Scholes Group quantum “mimics” invoke the quantum world while working out of the classical
Last year, the Scholes Group published a paper in the Proceedings of the Royal Society A detailing how certain quantum-like states can be expressed in classical systems using networks to encode information. The paper was based on using just one or two qubits, a simple approach that had limited application to the size of the state space.
Mulling over a broader solution last summer, Gregory Scholes came up with the idea at the heart of his group’s latest paper: using mathematical expander graphs to produce tangible, complex classical networks that mimic the signature states and correlations of quantum systems of any size and complexity.
PAPER: Quantum-like product states constructed from classical networks
JOURNAL: Physical Review Letters
AUTHORS: Gregory Scholes and Graziano Amati
WHAT IT IS: The Scholes Group has developed a means to access a physical representation of the exponential complexity of quantum computing on a classical platform by using expander graphs, a concept that Scholes plucked from discrete mathematics. Graphs are broadly defined as mathematical structures representing function. They permit the manifestation of massive space states using a pairwise relationship between objects comprised of vertices and edges.
ON SYNCHRONIZATION: This new framework serves as a kind of translator between the classical and the quantum, providing a map that both generates the state space of a quantum information system and templates a corresponding classical many-body system. One example of such a classical system is a network of synchronizing oscillators.
Synchronization is generally dismissed as a resource for quantum technology because it is nonlinear. But Scholes has discovered how to translate such systems into a state space that replicates the quantum mechanical laws. The basis of the idea is that synchronization of specially constructed large nonlinear systems, for example coupled oscillators, can produce robust emergent states that mimic the properties of quantum states. The underlying networks are guaranteed to produce a single distinguished state counterbalanced by a separate “lump” of random states.
COMMENT FROM P.I. GREGORY SCHOLES, WILLIAM S. TOD PROFESSOR OF CHEMISTRY: “I use this as an almost philosophical tool to understand some of the deeper questions in quantum mechanics. The thought experiments become concrete, so you can address questions in a whole new light. If I take my little quantum bit network and multiple it by itself or by the other qubit networks more generally using a special kind of product operation, the graph becomes massive very quickly. That is a physical representation of the exponential complexity exploited by quantum computers.”
P.I. Gregory Scholes, the William S. Tod Professor of Chemistry and first author on the paper.

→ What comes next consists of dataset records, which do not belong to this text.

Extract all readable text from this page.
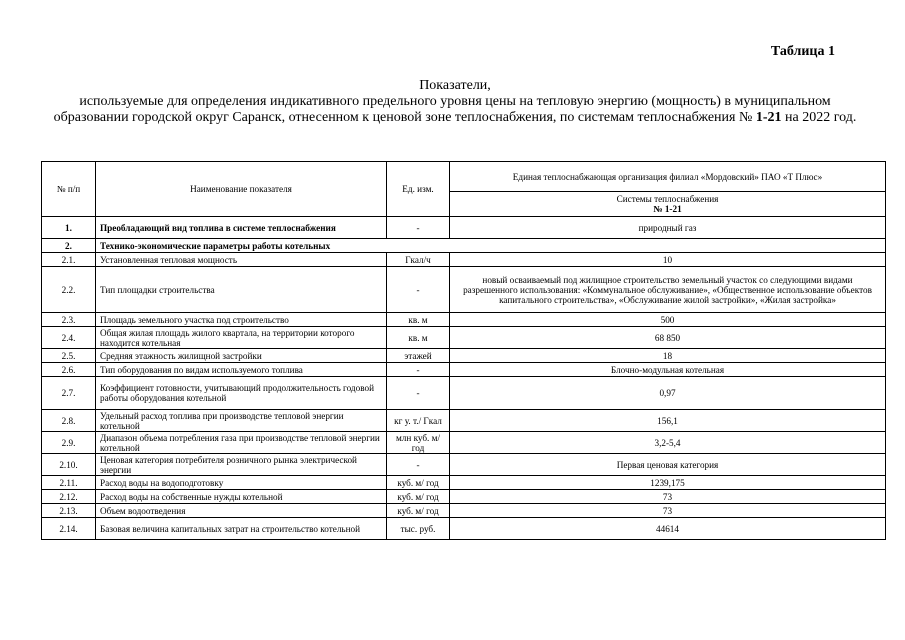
Таблица 1
Показатели,
используемые для определения индикативного предельного уровня цены на тепловую энергию (мощность) в муниципальном образовании городской округ Саранск, отнесенном к ценовой зоне теплоснабжения, по системам теплоснабжения № 1-21 на 2022 год.
№ п/п	Наименование показателя	Ед. изм.	Единая теплоснабжающая организация филиал «Мордовский» ПАО «Т Плюс»

			Системы теплоснабжения
№ 1-21

1.	Преобладающий вид топлива в системе теплоснабжения	-	природный газ
2.	Технико-экономические параметры работы котельных		
2.1.	Установленная тепловая мощность	Гкал/ч	10
2.2.	Тип площадки строительства	-	новый осваиваемый под жилищное строительство земельный участок со следующими видами разрешенного использования: «Коммунальное обслуживание», «Общественное использование объектов капитального строительства», «Обслуживание жилой застройки», «Жилая застройка»
2.3.	Площадь земельного участка под строительство	кв. м	500
2.4.	Общая жилая площадь жилого квартала, на территории которого находится котельная	кв. м	68 850
2.5.	Средняя этажность жилищной застройки	этажей	18
2.6.	Тип оборудования по видам используемого топлива	-	Блочно-модульная котельная
2.7.	Коэффициент готовности, учитывающий продолжительность годовой работы оборудования котельной	-	0,97
2.8.	Удельный расход топлива при производстве тепловой энергии котельной	кг у. т./ Гкал	156,1
2.9.	Диапазон объема потребления газа при производстве тепловой энергии котельной	млн куб. м/год	3,2-5,4
2.10.	Ценовая категория потребителя розничного рынка электрической энергии	-	Первая ценовая категория
2.11.	Расход воды на водоподготовку	куб. м/ год	1239,175
2.12.	Расход воды на собственные нужды котельной	куб. м/ год	73
2.13.	Объем водоотведения	куб. м/ год	73
2.14.	Базовая величина капитальных затрат на строительство котельной	тыс. руб.	44614
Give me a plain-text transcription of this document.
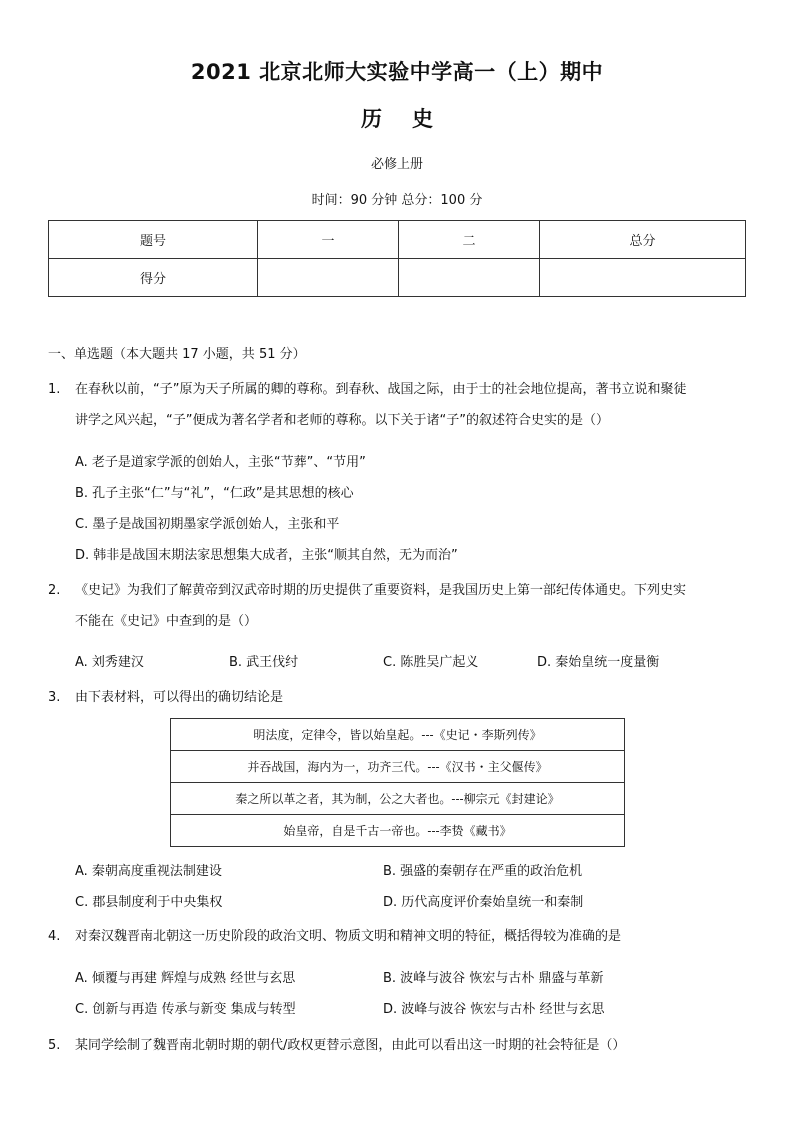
2021 北京北师大实验中学高一（上）期中
历史
必修上册
时间：90 分钟 总分：100 分
题号	一	二	总分
得分			
一、单选题（本大题共 17 小题，共 51 分）
1.	在春秋以前，“子”原为天子所属的卿的尊称。到春秋、战国之际，由于士的社会地位提高，著书立说和聚徒
讲学之风兴起，“子”便成为著名学者和老师的尊称。以下关于诸“子”的叙述符合史实的是（）
A. 老子是道家学派的创始人，主张“节葬”、“节用”
B. 孔子主张“仁”与“礼”，“仁政”是其思想的核心
C. 墨子是战国初期墨家学派创始人，主张和平
D. 韩非是战国末期法家思想集大成者，主张“顺其自然，无为而治”
2.	《史记》为我们了解黄帝到汉武帝时期的历史提供了重要资料，是我国历史上第一部纪传体通史。下列史实
不能在《史记》中查到的是（）
A. 刘秀建汉	B. 武王伐纣	C. 陈胜吴广起义	D. 秦始皇统一度量衡
3.	由下表材料，可以得出的确切结论是
明法度，定律令，皆以始皇起。---《史记・李斯列传》
并吞战国，海内为一，功齐三代。---《汉书・主父偃传》
秦之所以革之者，其为制，公之大者也。---柳宗元《封建论》
始皇帝，自是千古一帝也。---李贽《藏书》
A. 秦朝高度重视法制建设	B. 强盛的秦朝存在严重的政治危机
C. 郡县制度利于中央集权	D. 历代高度评价秦始皇统一和秦制
4.	对秦汉魏晋南北朝这一历史阶段的政治文明、物质文明和精神文明的特征，概括得较为准确的是
A. 倾覆与再建 辉煌与成熟 经世与玄思	B. 波峰与波谷 恢宏与古朴 鼎盛与革新
C. 创新与再造 传承与新变 集成与转型	D. 波峰与波谷 恢宏与古朴 经世与玄思
5.	某同学绘制了魏晋南北朝时期的朝代/政权更替示意图，由此可以看出这一时期的社会特征是（）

“And what Graziano has been working on is, can we run a quantum algorithm on this network even though it’s classical? The answer is yes. It’s complex, but you can do it—at least for modest numbers of qubits. So instead of having a huge, expensive genuine quantum computer, perhaps one day you will be able buy a chip that would do exactly the same thing classically and the output would be indistinguishable from the quantum computer.
“Essentially what the paper tells you is that we can construct quantum mimics that enable us to generate and exploit a quantum world without being in the quantum world.”
COMMENT FROM SECOND AUTHOR GRAZIANO AMATI: “Compared to Greg’s previous manuscript (PRSa), our work extends the analysis to systems of arbitrary dimensions, explicitly addressing scalability—an aspect not formally explored in the earlier work. While we recognize that an exponential number of classical resources is required to fully capture quantum correlations, we emphasize that classical systems offer significant advantages in terms of implementation and processing feasibility.”
Postdoctoral fellow Graziano Amati.
“Our findings suggest that classical many-body systems can encode the correlations necessary to construct robust global (emergent) states, which can be in turn mapped onto quantum states. By scaling these classical systems, we explore the feasibility of storing and processing information in a quantum-like way using classical resources. Current limitations in system size due to available experimental resources do not hinder testing the viability of this formalism for important classes of quantum-inspired algorithms, e.g. for processes related to entanglement.”
Amati is a postdoctoral fellow in the Scholes Group.
NEXT STEPS: The group is currently conducting a formal analysis of quantum-like information processing within this framework. Additionally, an upcoming paper, now in preprint, provides experimental perspectives on implementing this approach in small- to medium-scale setups, such as LC circuits and spin-torque oscillators. Researchers are also further strengthening the connections between classical network dynamics and quantum information theory.
FUNDING: This research was funded by the National Science Foundation under Grant No. 2211326, and the Gordon and Betty Moore Foundation through Grant GBMF7114.